Adds unit and end-to-end tests for the timestamp cache.

Co-authored-by: Cursor <cursoragent@cursor.com>
CI regenerates the Swagger API code via `task generate`, which used
swagger@latest. swagger >= v0.34.0 emits imports for the new split
go-openapi/swag sub-packages (swag/jsonutils, swag/typeutils, swag/netutils,
swag/cmdutils) that are not provided by the go-openapi/swag version pinned in
go.mod, breaking the build/test/lint jobs. Pin the generator to v0.33.0, the
last release that emits the single-package swag import compatible with the
pinned dependencies.

Also restructure the cache-decision branch in RequestFile back to if/else and
add the blank lines required by the wsl linter in the new test.

Co-authored-by: Cursor <cursoragent@cursor.com>
CI regenerates the Swagger API code via `task generate`. The generator was
installed with swagger@latest, so once go-swagger v0.34.0 became latest it
emitted imports for the new split go-openapi/swag sub-packages
(swag/jsonutils, swag/typeutils, swag/netutils, swag/cmdutils) that the
pinned go-openapi/swag did not provide, breaking build/test/lint.

Rather than freezing the generator on the last single-package release, move
forward cleanly:
- Pin the generator to swagger v0.34.0 for reproducible generation.
- Regenerate the api/read code against the split swag packages.
- Add the swag sub-packages to go.mod, pinned to v0.25.5 (the latest line
  that targets Go 1.24 rather than v0.26.0 which requires Go 1.25 and would
  in turn force a golangci-lint v2 upgrade).
- Bump the module and CI Go version 1.23 -> 1.24 to match.

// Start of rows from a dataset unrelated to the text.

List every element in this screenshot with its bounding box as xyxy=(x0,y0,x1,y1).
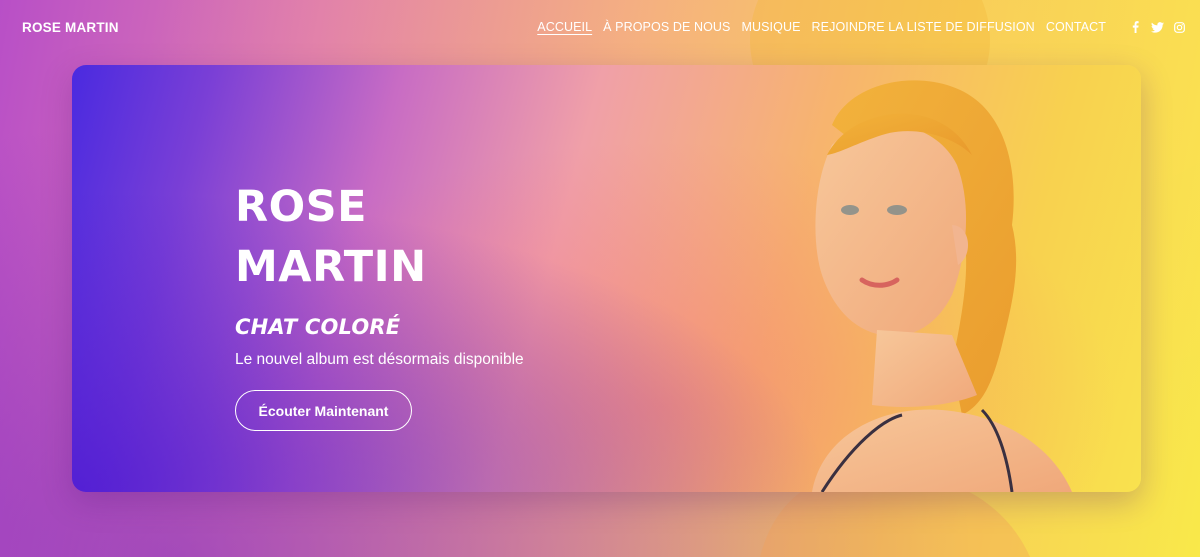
nav-item-a-propos[interactable]: À PROPOS DE NOUS xyxy=(603,20,730,34)
artist-name-line2: MARTIN xyxy=(235,242,427,292)
album-subtitle: Le nouvel album est désormais disponible xyxy=(235,351,524,368)
artist-name: ROSE MARTIN xyxy=(235,177,524,297)
twitter-icon[interactable] xyxy=(1150,20,1164,34)
artist-portrait-image xyxy=(812,80,1072,492)
listen-now-button[interactable]: Écouter Maintenant xyxy=(235,390,412,431)
artist-name-line1: ROSE xyxy=(235,182,368,232)
nav-item-contact[interactable]: CONTACT xyxy=(1046,20,1106,34)
facebook-icon[interactable] xyxy=(1128,20,1142,34)
social-links xyxy=(1120,20,1186,34)
site-logo[interactable]: ROSE MARTIN xyxy=(22,20,119,35)
main-nav: ACCUEIL À PROPOS DE NOUS MUSIQUE REJOIND… xyxy=(526,20,1186,34)
instagram-icon[interactable] xyxy=(1172,20,1186,34)
nav-item-accueil[interactable]: ACCUEIL xyxy=(537,20,592,34)
site-header: ROSE MARTIN ACCUEIL À PROPOS DE NOUS MUS… xyxy=(0,0,1200,54)
hero-content: ROSE MARTIN CHAT COLORÉ Le nouvel album … xyxy=(235,177,524,431)
nav-item-musique[interactable]: MUSIQUE xyxy=(741,20,800,34)
hero-card: ROSE MARTIN CHAT COLORÉ Le nouvel album … xyxy=(72,65,1141,492)
album-title: CHAT COLORÉ xyxy=(235,315,401,339)
nav-item-liste-diffusion[interactable]: REJOINDRE LA LISTE DE DIFFUSION xyxy=(812,20,1035,34)
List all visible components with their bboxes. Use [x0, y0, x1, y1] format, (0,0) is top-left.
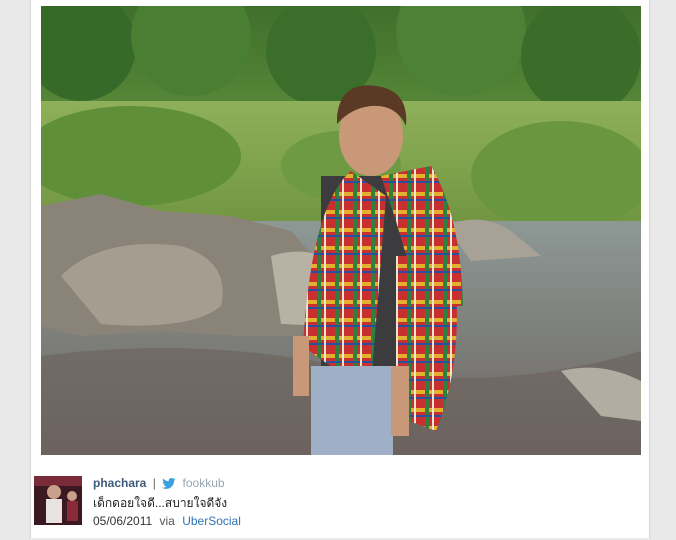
post-footer: phachara | fookkub เด็กดอยใจดี...สบายใจด…	[34, 476, 634, 532]
author-separator: |	[152, 476, 156, 490]
avatar[interactable]	[34, 476, 82, 525]
via-label: via	[159, 514, 175, 528]
author-username[interactable]: phachara	[93, 476, 146, 490]
post-photo[interactable]	[41, 6, 641, 455]
post-date[interactable]: 05/06/2011	[93, 514, 152, 528]
author-line: phachara | fookkub	[93, 476, 225, 492]
photo-image	[41, 6, 641, 455]
avatar-image	[34, 476, 82, 525]
post-message: เด็กดอยใจดี...สบายใจดีจัง	[93, 496, 228, 510]
client-link[interactable]: UberSocial	[182, 514, 241, 528]
post-meta: 05/06/2011 via UberSocial	[93, 514, 241, 528]
twitter-bird-icon	[162, 478, 176, 492]
author-handle[interactable]: fookkub	[183, 476, 225, 490]
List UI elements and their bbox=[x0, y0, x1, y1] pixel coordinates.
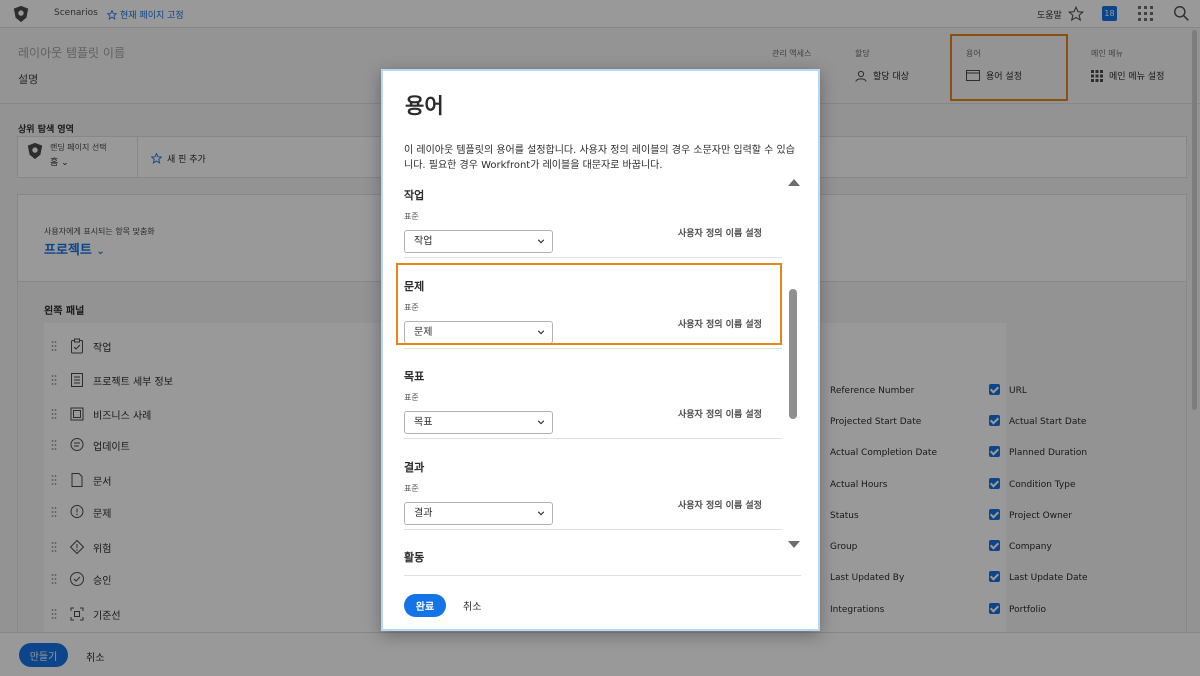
term-select-value: 결과 bbox=[414, 508, 433, 519]
term-section: 활동 bbox=[404, 549, 782, 565]
chevron-down-icon bbox=[537, 239, 545, 244]
term-select[interactable]: 작업 bbox=[404, 230, 553, 253]
standard-label: 표준 bbox=[404, 484, 419, 493]
term-select[interactable]: 목표 bbox=[404, 411, 553, 434]
issue-section-highlight bbox=[396, 263, 782, 345]
term-section-name: 결과 bbox=[404, 461, 425, 474]
standard-label: 표준 bbox=[404, 393, 419, 402]
dialog-title: 용어 bbox=[405, 94, 444, 118]
term-section-name: 활동 bbox=[404, 551, 425, 564]
terminology-list: 작업 표준 작업 사용자 정의 이름 설정 문제 표준 문제 사용자 정의 이름… bbox=[383, 176, 799, 574]
term-section: 결과 표준 결과 사용자 정의 이름 설정 bbox=[404, 459, 782, 525]
set-custom-name-button[interactable]: 사용자 정의 이름 설정 bbox=[678, 498, 762, 511]
divider bbox=[404, 348, 782, 349]
term-section-name: 작업 bbox=[404, 189, 425, 202]
set-custom-name-button[interactable]: 사용자 정의 이름 설정 bbox=[678, 226, 762, 239]
scroll-up-arrow-icon[interactable] bbox=[788, 179, 800, 186]
divider bbox=[404, 257, 782, 258]
term-select-value: 작업 bbox=[414, 236, 433, 247]
divider bbox=[404, 575, 801, 576]
chevron-down-icon bbox=[537, 420, 545, 425]
dialog-cancel-button[interactable]: 취소 bbox=[463, 598, 481, 613]
dialog-description: 이 레이아웃 템플릿의 용어를 설정합니다. 사용자 정의 레이블의 경우 소문… bbox=[404, 145, 795, 171]
divider bbox=[404, 529, 782, 530]
divider bbox=[404, 438, 782, 439]
term-section-name: 목표 bbox=[404, 370, 425, 383]
scroll-down-arrow-icon[interactable] bbox=[788, 541, 800, 548]
standard-label: 표준 bbox=[404, 212, 419, 221]
term-section: 작업 표준 작업 사용자 정의 이름 설정 bbox=[404, 187, 782, 253]
terminology-dialog: 용어 이 레이아웃 템플릿의 용어를 설정합니다. 사용자 정의 레이블의 경우… bbox=[381, 69, 820, 631]
term-select-value: 목표 bbox=[414, 417, 433, 428]
chevron-down-icon bbox=[537, 511, 545, 516]
set-custom-name-button[interactable]: 사용자 정의 이름 설정 bbox=[678, 407, 762, 420]
dialog-scrollbar-thumb[interactable] bbox=[789, 289, 797, 419]
done-button[interactable]: 완료 bbox=[404, 594, 446, 617]
term-select[interactable]: 결과 bbox=[404, 502, 553, 525]
term-section: 목표 표준 목표 사용자 정의 이름 설정 bbox=[404, 368, 782, 434]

Co-authored-by: Cursor <cursoragent@cursor.com>
The plugin module consumes the server's generated Swagger code via the
`replace github.com/massalabs/deweb-server => ../server` directive. After the
server adopted the split go-openapi/swag sub-packages, the plugin's go.mod was
out of date ("go: updates to go.mod needed"), failing `task generate`. Tidy
the plugin module so it requires the same swag sub-packages (v0.25.5). The
plugin already targets Go 1.24, so no Go version bump is needed here.